Paper
Event
CAI Seminar Series

Visual Discovery for Science

Abstract:
From social media to satellite images, we are capturing visual data at an unprecedented scale. These images tell a story about our planet. With advances in automatic recognition, we can build a collective understanding of world-scale events as recorded through visual media.

To achieve these goals in different domains, we need label-efficient vision and multimodal foundation models that are interpretable and trustworthy. In this talk, we will first look at an annotation-efficient method for building a multimodal vision-language model in the scientific domain of remote sensing, where language annotations are sparse. Then, I will present my recent research on building interpretable models for scientific discovery using such black-box vision-language models. Finally, we will discuss open challenges in this area through datasets proposed in my work, aimed at enabling and evaluating scientific discovery.

Bio:
Dr. Utkarsh Mall is an Assistant Professor of Computer Vision at the Mohamed bin Zayed University of Artificial Intelligence (MBZUAI) in Abu Dhabi, UAE. His research focuses on building interpretable, reliable, and data-efficient methods for making novel scientific discoveries from visual data.

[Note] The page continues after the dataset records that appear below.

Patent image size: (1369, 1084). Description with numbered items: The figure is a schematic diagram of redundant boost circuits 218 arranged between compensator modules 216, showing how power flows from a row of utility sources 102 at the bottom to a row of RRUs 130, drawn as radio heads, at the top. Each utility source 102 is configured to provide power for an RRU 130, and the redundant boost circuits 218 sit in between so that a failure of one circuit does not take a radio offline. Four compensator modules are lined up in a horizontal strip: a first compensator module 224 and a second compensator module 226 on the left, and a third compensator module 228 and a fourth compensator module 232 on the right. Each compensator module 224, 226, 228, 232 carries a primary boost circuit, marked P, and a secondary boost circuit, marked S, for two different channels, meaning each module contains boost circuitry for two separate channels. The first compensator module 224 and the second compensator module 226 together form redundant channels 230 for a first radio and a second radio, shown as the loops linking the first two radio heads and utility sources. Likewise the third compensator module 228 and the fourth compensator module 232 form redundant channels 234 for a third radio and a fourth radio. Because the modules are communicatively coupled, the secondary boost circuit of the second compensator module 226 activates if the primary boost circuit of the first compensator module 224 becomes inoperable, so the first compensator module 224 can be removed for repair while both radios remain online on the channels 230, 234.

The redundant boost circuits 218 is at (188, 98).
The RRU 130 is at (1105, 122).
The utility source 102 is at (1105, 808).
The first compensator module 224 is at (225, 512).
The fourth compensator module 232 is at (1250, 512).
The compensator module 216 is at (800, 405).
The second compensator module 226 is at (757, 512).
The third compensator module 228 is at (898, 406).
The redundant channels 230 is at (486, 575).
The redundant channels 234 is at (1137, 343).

He has applied his research in fields such as agriculture, anthropology, archaeology, urban planning, public health, and climate science. Prior to joining MBZUAI, he was a postdoctoral researcher at Columbia University. He completed his PhD at Cornell University, where he worked on label-efficient foundation models for scientific domains and their use in unsupervised scientific discoveries.

He also co-organizes the CVPR workshop Computer Vision for Science (CV4Science). His doctoral research was selected for the WACV 2022 and CVPR 2023 Doctoral Consortium.